Зачастую мы наталкиваемся на сделанные в последнюю минуту добавления, вставленные в предложение, которым они не предусматривались и смысл которого они, однако, как раз и обеспечивают, привнося в такое предложение нечто неожиданное
Это не устная речь, а речь избыточная, поскольку она потерпела поражение — так же, как можно потерять грим или лишиться одежды, не потому что вы небрежно оделись, а потому что причина в какой-то непреодолимой болезни, чреватой, однако, удовольствием, которое захватывает и бросает вызов. Однако — и, быть может, именно по этой причине — такая ложная речь звучит необычно, неожиданно и, главное, болезненно. Тягостный соблазн завлекает вас в слабости героев и повествовательницы, в это ничто, в незначимость болезни без трагического пароксизма или красоты, в боль, от которой остается только напряжение. Стилистическая неловкость должна стать дискурсом притуплённой боли.

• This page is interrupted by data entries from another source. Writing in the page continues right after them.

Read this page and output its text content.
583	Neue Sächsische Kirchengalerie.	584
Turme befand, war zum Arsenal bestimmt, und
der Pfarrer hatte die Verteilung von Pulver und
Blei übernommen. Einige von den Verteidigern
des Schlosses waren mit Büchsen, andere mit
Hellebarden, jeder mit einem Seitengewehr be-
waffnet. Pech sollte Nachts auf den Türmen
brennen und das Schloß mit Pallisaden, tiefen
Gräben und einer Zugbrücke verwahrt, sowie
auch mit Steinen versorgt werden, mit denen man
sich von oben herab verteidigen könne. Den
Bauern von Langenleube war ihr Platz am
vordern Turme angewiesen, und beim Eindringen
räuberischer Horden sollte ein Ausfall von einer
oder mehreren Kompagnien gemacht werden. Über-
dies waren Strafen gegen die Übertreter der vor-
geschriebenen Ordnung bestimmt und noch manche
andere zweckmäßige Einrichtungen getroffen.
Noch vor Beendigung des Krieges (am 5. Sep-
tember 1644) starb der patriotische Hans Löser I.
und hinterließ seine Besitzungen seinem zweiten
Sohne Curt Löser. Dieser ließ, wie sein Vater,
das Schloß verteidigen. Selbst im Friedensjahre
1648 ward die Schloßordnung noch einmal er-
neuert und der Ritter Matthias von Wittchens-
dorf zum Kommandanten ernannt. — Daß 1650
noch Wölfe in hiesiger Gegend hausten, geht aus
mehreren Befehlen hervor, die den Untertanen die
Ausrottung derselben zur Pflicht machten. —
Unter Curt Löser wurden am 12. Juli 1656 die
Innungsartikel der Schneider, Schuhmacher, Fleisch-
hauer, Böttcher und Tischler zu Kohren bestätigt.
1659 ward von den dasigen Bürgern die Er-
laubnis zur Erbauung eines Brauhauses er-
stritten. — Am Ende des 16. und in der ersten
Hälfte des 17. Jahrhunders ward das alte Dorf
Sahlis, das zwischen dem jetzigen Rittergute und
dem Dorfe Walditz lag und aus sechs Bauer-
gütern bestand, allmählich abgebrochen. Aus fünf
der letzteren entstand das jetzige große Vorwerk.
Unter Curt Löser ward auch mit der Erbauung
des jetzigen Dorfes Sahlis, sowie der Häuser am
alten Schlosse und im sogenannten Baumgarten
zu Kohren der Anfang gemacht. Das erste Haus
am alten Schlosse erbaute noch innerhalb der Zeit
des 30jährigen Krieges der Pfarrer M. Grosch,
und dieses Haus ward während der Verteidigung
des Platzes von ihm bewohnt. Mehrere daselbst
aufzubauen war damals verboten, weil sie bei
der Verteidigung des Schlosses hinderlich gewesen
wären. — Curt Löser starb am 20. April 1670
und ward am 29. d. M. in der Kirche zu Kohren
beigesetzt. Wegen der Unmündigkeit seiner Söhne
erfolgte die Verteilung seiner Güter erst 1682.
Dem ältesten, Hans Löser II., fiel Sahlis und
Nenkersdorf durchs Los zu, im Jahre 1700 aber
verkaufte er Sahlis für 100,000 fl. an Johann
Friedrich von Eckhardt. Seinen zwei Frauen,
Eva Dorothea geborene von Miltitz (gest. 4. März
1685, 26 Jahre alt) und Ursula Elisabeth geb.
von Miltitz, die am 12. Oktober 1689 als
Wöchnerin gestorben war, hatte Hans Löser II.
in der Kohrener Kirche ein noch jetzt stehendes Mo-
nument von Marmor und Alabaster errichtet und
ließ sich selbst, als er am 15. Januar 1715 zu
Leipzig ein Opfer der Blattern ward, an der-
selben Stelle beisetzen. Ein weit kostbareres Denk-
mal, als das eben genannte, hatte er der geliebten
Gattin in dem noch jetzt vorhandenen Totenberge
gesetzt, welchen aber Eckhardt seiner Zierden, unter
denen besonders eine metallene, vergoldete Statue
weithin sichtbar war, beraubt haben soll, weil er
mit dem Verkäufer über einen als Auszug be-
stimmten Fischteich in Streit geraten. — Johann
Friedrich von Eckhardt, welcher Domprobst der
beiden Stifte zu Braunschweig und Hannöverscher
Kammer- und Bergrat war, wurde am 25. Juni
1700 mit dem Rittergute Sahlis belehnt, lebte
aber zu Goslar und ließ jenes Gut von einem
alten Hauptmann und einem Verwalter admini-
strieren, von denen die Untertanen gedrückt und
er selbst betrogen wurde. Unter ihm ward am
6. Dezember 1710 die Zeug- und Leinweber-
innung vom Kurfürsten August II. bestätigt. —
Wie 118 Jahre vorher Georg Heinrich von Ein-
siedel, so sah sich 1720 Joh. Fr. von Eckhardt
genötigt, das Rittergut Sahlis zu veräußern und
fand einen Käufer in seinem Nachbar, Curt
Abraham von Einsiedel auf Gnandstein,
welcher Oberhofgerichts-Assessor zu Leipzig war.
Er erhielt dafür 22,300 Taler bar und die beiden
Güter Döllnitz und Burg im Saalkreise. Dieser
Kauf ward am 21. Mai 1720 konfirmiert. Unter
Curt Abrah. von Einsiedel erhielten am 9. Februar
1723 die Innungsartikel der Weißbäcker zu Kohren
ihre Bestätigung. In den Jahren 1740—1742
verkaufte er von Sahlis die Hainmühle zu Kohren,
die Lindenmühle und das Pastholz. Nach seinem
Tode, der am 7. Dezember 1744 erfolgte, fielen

Это молчаливое или манерное преувеличение речи, эту ее слабость, натянутую как струна на грифе страдания, восполняет кино. Обращение к театральному представлению и особенно к кинематографическому образу по необходимости ведет к неуправляемому размножению ассоциаций, семантического или сентиментального богатства или скудости, определяемых прихотями зрителя. Если и верно, что образы не исправляют неловкости словесной стилистики, они, однако же, топят их в несказуемом — «ничто» становится неразрешимым, молчание внушает грезы. Как искусство, остающееся коллективным даже в том случае, когда сценаристу удается его контролировать, кино неизбежно добавляет к умеренным указаниям автора (который всегда хранит болезненную тайну, прячущуюся в пустотах интриги, становящейся в тексте все более непостижимой) зрелищную объемность и ком позиционность тел, жестов, голосов актеров, декораций, освещения, продюсеров, всех тех, чье ремесло заключается в показе. Если Дюрас и использует кино, чтобы довести его зрелищность до помрачения невидимым, наводняя ее эллиптическими словами и мимолетными звуками, она также использует его из-за присущего ему избытка очарования, который предотвращает сжатие слова. Умножая таким образом соблазнительность своих героев, их невидимая болезнь становится на экране менее заразной именно потому, что она разыгрывается — заснятая депрессия представляется чужеродным ухищрением.
Поэтому понятно, что книги Дюрас не надо давать нервным читателям и читательницам. Пусть они идут на фильмы и пьесы — в них они найдут все ту же болезнь боли, однако в просеянном виде, в оболочке из мечтательного обаяния, которое смягчает ее и делает ее еще более напускной и притворной — то есть превращает в условность. Книги же, напротив, приближают нас к безумию. Они не показывают его издалека, они не наблюдают за ним и не анализируют его, чтобы страдать от него на расстоянии — в надежде, что однажды хоть какой-то выход да найдется… Напротив, тексты приручают болезнь смерти, они составляют с ней одно целое, располагаются на одном с ней уровне, в непосредственной близи и безо всяких уверток. И на выходе из этих романов, развивающихся вровень с плоскостью болезни, никакое очищение нас не ждет, — ни то, что могло бы указывать на исцеление, ни обещание чего-то потустороннего, ни даже зачаровывающая красота стиля или иронии, которая могла бы наградить удовольствием, отстраняя явное зло.